El espanto de la Mantis orquídea
acababa de aparecer sobre el rosal. Brutalmente bello y horroroso el insecto se
exhibió impúdicamente salvaje sobre la rama verde de la planta, espectral y
demoníaco tal una exhalación de lo satánico. De un gusto exquisito la
naturaleza obsequiaba mi visión con la presencia de una Mantis que mimetizaba a
la perfección la rama seca de un rosal. Al lado de aquel bellísimo engendro, la
rosa, escandalosamente rosa, exhalaba un olor maravilloso, azucarado,
dulcísimo, y la humedad de la azotea sobre los musgos del pretil se asomaba al
abismo con la indecencia de los suicidas. Sentí temor ante aquella belleza
insectoide, tigre o pantera o cactus en el cactus, que al lado de la rosa, en
actitud hierática, sacra, rezaba, cazando, traicionera y letal, inmóvil y
atenta, en estado de alarma, de excepción, y de sitio, impasible y depredadora,
de un salvajismo sin límites. La naturaleza camaleónica de aquel ente, lleno de
estridencias como la rama de un rosal y de una simetría perfectísima, ponía una
nota de ocre nacarado al vegetal, y el misterio de su ferocidad se coagulaba
con la impasibilidad de su sacratísima oración. El monstruo, no se movía, pero
dentro de su carcasa un pequeño león, rabioso e iracundo, lleno de zarpas
afiladísimas, tal un resorte mecánico, se incluía, con una violencia detenida
de una soberbia ilimitada, la belleza de lo horrendo basculaba una oración de
veneno en tarros de cristal de bohemia, un perfume de una voluptuosidad
indecorosa que al ser olido embriagara los sentidos y asesinara.
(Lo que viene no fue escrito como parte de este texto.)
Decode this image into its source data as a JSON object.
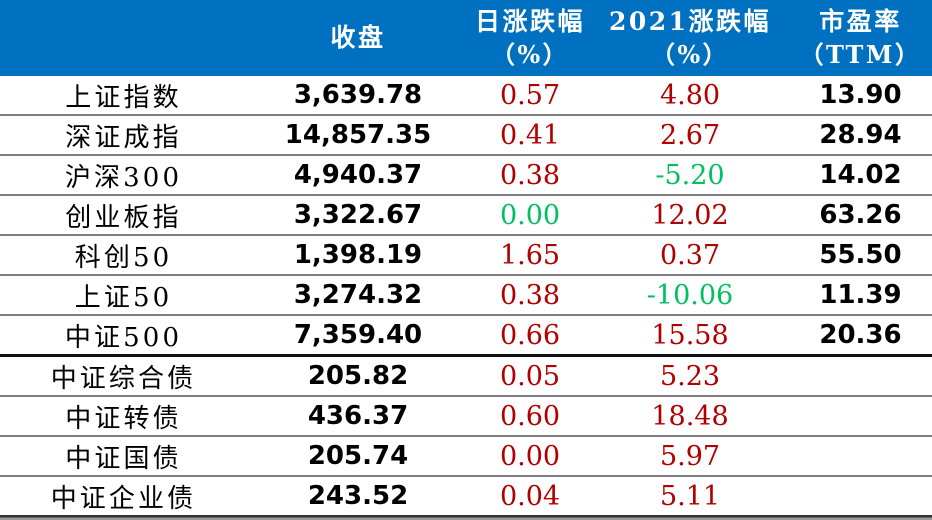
{
  "colors": {
    "header_bg": "#0070c0",
    "header_text": "#ffffff",
    "up": "#b00000",
    "down": "#00c060",
    "neutral": "#000000",
    "gridline": "#808080",
    "group_divider": "#111111",
    "bottom_border_dark": "#333333",
    "bottom_border_light": "#9a9a9a"
  },
  "table": {
    "header": {
      "name": "",
      "close": "收盘",
      "daily_line1": "日涨跌幅",
      "daily_line2": "（%）",
      "ytd_line1": "2021涨跌幅",
      "ytd_line2": "（%）",
      "pe_line1": "市盈率",
      "pe_line2": "（TTM）"
    },
    "rows": [
      {
        "name": "上证指数",
        "close": "3,639.78",
        "daily": "0.57",
        "daily_color": "up",
        "ytd": "4.80",
        "ytd_color": "up",
        "pe": "13.90",
        "group": "equity"
      },
      {
        "name": "深证成指",
        "close": "14,857.35",
        "daily": "0.41",
        "daily_color": "up",
        "ytd": "2.67",
        "ytd_color": "up",
        "pe": "28.94",
        "group": "equity"
      },
      {
        "name": "沪深300",
        "close": "4,940.37",
        "daily": "0.38",
        "daily_color": "up",
        "ytd": "-5.20",
        "ytd_color": "down",
        "pe": "14.02",
        "group": "equity"
      },
      {
        "name": "创业板指",
        "close": "3,322.67",
        "daily": "0.00",
        "daily_color": "down",
        "ytd": "12.02",
        "ytd_color": "up",
        "pe": "63.26",
        "group": "equity"
      },
      {
        "name": "科创50",
        "close": "1,398.19",
        "daily": "1.65",
        "daily_color": "up",
        "ytd": "0.37",
        "ytd_color": "up",
        "pe": "55.50",
        "group": "equity"
      },
      {
        "name": "上证50",
        "close": "3,274.32",
        "daily": "0.38",
        "daily_color": "up",
        "ytd": "-10.06",
        "ytd_color": "down",
        "pe": "11.39",
        "group": "equity"
      },
      {
        "name": "中证500",
        "close": "7,359.40",
        "daily": "0.66",
        "daily_color": "up",
        "ytd": "15.58",
        "ytd_color": "up",
        "pe": "20.36",
        "group": "equity",
        "divider_after": "thick"
      },
      {
        "name": "中证综合债",
        "close": "205.82",
        "daily": "0.05",
        "daily_color": "up",
        "ytd": "5.23",
        "ytd_color": "up",
        "pe": "",
        "group": "bond"
      },
      {
        "name": "中证转债",
        "close": "436.37",
        "daily": "0.60",
        "daily_color": "up",
        "ytd": "18.48",
        "ytd_color": "up",
        "pe": "",
        "group": "bond"
      },
      {
        "name": "中证国债",
        "close": "205.74",
        "daily": "0.00",
        "daily_color": "up",
        "ytd": "5.97",
        "ytd_color": "up",
        "pe": "",
        "group": "bond"
      },
      {
        "name": "中证企业债",
        "close": "243.52",
        "daily": "0.04",
        "daily_color": "up",
        "ytd": "5.11",
        "ytd_color": "up",
        "pe": "",
        "group": "bond"
      }
    ]
  },
  "chart_data": {
    "type": "table",
    "columns": [
      "",
      "收盘",
      "日涨跌幅（%）",
      "2021涨跌幅（%）",
      "市盈率（TTM）"
    ],
    "rows": [
      [
        "上证指数",
        3639.78,
        0.57,
        4.8,
        13.9
      ],
      [
        "深证成指",
        14857.35,
        0.41,
        2.67,
        28.94
      ],
      [
        "沪深300",
        4940.37,
        0.38,
        -5.2,
        14.02
      ],
      [
        "创业板指",
        3322.67,
        0.0,
        12.02,
        63.26
      ],
      [
        "科创50",
        1398.19,
        1.65,
        0.37,
        55.5
      ],
      [
        "上证50",
        3274.32,
        0.38,
        -10.06,
        11.39
      ],
      [
        "中证500",
        7359.4,
        0.66,
        15.58,
        20.36
      ],
      [
        "中证综合债",
        205.82,
        0.05,
        5.23,
        null
      ],
      [
        "中证转债",
        436.37,
        0.6,
        18.48,
        null
      ],
      [
        "中证国债",
        205.74,
        0.0,
        5.97,
        null
      ],
      [
        "中证企业债",
        243.52,
        0.04,
        5.11,
        null
      ]
    ],
    "layout_hints": {
      "value_color_rule": "positive/zero shown dark red, negative shown green (bond zero also red)",
      "group_divider_after_row": "中证500",
      "header_background": "#0070c0"
    }
  }
}
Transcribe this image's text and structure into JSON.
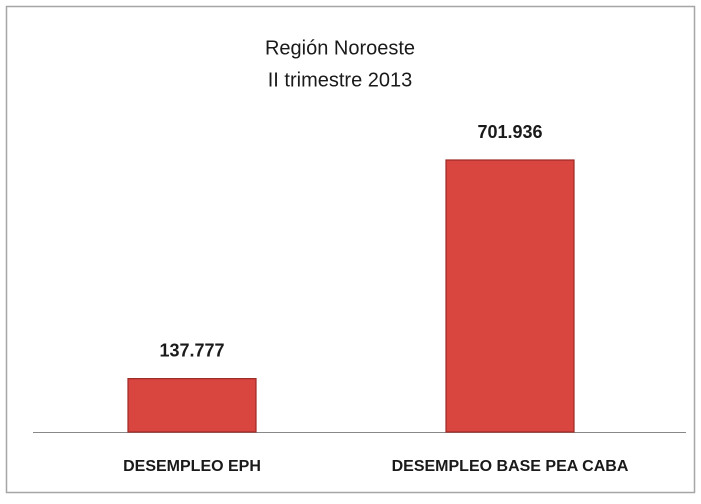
{
  "chart_data": {
    "type": "bar",
    "title": "Región Noroeste",
    "subtitle": "II trimestre 2013",
    "categories": [
      "DESEMPLEO EPH",
      "DESEMPLEO BASE PEA CABA"
    ],
    "values": [
      137777,
      701936
    ],
    "value_labels": [
      "137.777",
      "701.936"
    ],
    "color": "#d9453f"
  }
}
Rezaba aquella
violenta virgen una antigua oración de daño y pavor, bellísima y atroz,
horrenda, bellísima, y atroz. Yo, al verla allí, perfecta sobre la rosa
perfecta, sentí al mismo tiempo, asco, miedo, y admiración. Lo exuberante de
aquel hecho ponía una nota de estridencia armónica, una erizada melodía de
nausea y placer. Era aquello enormemente hermoso, el instante de la rosa y la
Mantis rosa, repugnante y magnífico, era una visión sobrecogedora, el momento
exacto en que la soberbia, impasible y feroz, se perfumaba en un escándalo de
aroma, mientras parecía en un éxtasis de comunicación con la deidad. La maraña
del insecto, ponzoña estupenda, de un erotismo rabioso, sobre el rosal, cargado
de espinas, fresco, solemne, adjudicaba un escarnio de religión y escándalo. El
terror del artrópodo, su horrenda mutación bellísima, equilibraba una rama de
rosa feroz y perfumada. Repito que la naturaleza me obsequiaba con una delicia
de brutalidad y simetría, de quietud, condensación, y salvajismo. La escena era de una simetría demencial,
pareciera surgida de un caleidoscopio monstruoso lleno de arabescos e
imprecaciones. La oración era una blasfemia pavorosa. Perfecta.